I’m 49 now but at 16, that was one of the many lessons, I was soon to learn about racism, prejudice and white privilege. On that day I learned that white privilege means not being screened, not being followed around and not having your license number jotted down during an open house.
Great article! The discussion needs to be had and not dismissed. What does this have to do with real estate? Plenty! White privilege and racism both affect real estate sales. As a broker for a large office, I see this quite often. I never have to look for it deliberately, because it finds me first just to smack me in the face.
I think people tend to react to this type of news with divisiveness claiming one brokerage strategy over another or why slicing the numbers one way or another means somebody’s better than somebody else.
I found that there are different strengths and weaknesses to different brokerages that fit people’s personalities and business styles better.
I believe Keller Williams in our market is best suited for newer agents who need a lot of “here’s what to do today” type of instruction. I personally think that’s great and probably keeps agents in the business who might have failed somewhere else.
They’re obviously doing something right as most agents are recruited from other happy agents.
Actually if we are calling it “slang”, hustling refers to constantly getting money fast. What you have described is more of a grind or grinding.

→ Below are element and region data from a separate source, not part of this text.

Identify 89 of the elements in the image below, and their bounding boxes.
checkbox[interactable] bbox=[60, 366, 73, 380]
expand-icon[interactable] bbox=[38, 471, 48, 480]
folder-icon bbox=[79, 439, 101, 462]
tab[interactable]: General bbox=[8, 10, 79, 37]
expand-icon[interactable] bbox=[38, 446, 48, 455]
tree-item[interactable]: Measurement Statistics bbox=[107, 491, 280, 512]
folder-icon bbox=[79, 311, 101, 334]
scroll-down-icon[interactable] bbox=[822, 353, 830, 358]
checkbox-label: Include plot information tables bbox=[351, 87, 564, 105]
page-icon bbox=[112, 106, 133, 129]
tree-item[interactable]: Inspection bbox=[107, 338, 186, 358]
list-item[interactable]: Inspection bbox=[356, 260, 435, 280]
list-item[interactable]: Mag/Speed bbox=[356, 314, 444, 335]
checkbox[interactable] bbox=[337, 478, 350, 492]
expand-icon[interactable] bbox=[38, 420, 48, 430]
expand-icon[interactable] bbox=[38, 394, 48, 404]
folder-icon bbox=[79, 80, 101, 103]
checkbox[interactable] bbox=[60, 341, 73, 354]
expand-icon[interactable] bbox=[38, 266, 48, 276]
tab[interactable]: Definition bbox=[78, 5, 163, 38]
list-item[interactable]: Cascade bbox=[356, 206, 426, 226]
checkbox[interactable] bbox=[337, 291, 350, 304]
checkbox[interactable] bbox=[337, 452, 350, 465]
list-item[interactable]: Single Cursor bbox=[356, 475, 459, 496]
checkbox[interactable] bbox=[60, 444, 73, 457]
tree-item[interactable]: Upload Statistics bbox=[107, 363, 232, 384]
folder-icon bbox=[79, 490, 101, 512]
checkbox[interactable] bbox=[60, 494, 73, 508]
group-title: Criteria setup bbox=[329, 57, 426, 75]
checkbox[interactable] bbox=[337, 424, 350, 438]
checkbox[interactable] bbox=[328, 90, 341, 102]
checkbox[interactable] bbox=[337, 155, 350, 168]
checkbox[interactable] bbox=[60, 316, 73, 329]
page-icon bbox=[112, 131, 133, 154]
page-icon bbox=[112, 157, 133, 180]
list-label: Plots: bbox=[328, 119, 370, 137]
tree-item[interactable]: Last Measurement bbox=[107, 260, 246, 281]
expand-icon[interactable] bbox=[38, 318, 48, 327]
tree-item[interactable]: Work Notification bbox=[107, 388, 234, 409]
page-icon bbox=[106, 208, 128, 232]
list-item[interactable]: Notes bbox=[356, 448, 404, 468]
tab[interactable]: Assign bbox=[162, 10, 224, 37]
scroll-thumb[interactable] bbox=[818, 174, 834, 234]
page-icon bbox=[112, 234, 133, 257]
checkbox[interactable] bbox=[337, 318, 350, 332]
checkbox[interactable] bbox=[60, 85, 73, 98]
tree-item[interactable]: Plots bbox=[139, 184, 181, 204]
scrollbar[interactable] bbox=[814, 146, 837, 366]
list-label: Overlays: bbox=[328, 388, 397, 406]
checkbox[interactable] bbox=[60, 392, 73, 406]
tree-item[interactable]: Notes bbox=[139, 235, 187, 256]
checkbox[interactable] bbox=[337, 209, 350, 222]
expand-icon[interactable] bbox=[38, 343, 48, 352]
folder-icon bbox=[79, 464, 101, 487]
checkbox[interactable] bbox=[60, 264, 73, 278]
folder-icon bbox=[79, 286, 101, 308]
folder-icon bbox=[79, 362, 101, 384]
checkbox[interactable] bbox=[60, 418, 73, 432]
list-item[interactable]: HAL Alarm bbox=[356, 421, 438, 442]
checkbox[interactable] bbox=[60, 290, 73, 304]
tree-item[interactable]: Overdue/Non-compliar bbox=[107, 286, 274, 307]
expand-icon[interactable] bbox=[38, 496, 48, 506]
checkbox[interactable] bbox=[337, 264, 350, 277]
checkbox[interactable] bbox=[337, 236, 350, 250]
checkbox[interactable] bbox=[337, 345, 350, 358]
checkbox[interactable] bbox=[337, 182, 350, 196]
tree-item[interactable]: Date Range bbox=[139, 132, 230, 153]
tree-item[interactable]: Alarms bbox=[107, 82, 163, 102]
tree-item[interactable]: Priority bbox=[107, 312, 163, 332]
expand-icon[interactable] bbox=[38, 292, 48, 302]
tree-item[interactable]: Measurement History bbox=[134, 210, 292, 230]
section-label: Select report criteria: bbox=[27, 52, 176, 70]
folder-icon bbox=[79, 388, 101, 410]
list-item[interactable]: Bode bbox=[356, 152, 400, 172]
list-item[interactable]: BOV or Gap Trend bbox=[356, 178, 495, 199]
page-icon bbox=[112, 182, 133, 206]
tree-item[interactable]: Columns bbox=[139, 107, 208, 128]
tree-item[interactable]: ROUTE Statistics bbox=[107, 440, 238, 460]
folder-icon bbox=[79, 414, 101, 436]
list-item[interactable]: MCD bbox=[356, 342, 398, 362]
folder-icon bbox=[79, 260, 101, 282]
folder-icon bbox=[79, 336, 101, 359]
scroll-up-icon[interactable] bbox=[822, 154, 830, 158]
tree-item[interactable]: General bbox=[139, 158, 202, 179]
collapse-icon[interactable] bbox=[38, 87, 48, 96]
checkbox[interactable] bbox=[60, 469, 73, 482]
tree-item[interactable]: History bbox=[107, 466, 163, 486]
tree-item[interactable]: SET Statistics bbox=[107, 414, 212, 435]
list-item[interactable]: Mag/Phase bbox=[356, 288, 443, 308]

As a realtor, I know its not a hustle it is more of a day to day grind. Sometimes when I need to make something out of nothing, I may hustle. But to build the business I have built, it took a grind. It took 12-14 hours a day for a bit. Especially when I was new to the business. Grinding builds a your business. Then it gives you places to hustle. When done right, you can catch a movie at noon, wine at 4 and bowl at 7 and still have a productive day.
If an unarmed black man, who was a behavioral therapist trying to get his autistic patient back to his facility, gets shot by the police while lying on the ground with his hands up, and you still don’t think there is a problem, then there is a good chance YOU are part of the problem.
This carries over into real estate. I have held houses open and the neighbors have come to make sure I am suppose to be in the house. I have had homeowners make comments like not believing my name is actually Dawn. I’ve had agents come to the house during viewings and inspections and than comment they do not normally show up for those things. Yes, we are to comply with Fair Housing and Ethics but not everyone follows the rules in this business.
One of the reasons I do not door knock for business is that it is not safe for women and being a woman of color puts me at greater risk.
The biggest problem I have with teams is the lack of communication between the members and their accessibilty. In one recent instance, I called the head listing agent (didn’t answer the phone), the co-listing agent (didn’t answer the phone), their assistant (didn’t answer the phone), their transaction coordinator (who had no idea what was going on with this particular file and referred me to the listing agent) and then finally their office administrator just to answer one question. The office administrator then had to call the head listing agent to get an answer to my question. This is how the entire transaction went and is very common among other teams in my area.
The team concept is great in theory, a listing agent, a buyers agent, an assistant and a transaction coordinator all doing specialized jobs, but they all must know what is happening with every listing they have as a team, and be accessible, or it defeats the purpose. The best teams I work with are 2 agent teams who work well together and keep it simple.
I think the virtual glasses will be the norm for those that are infants and toddlers. They will not be able to even imagine that we carried rolling cases with client files in them.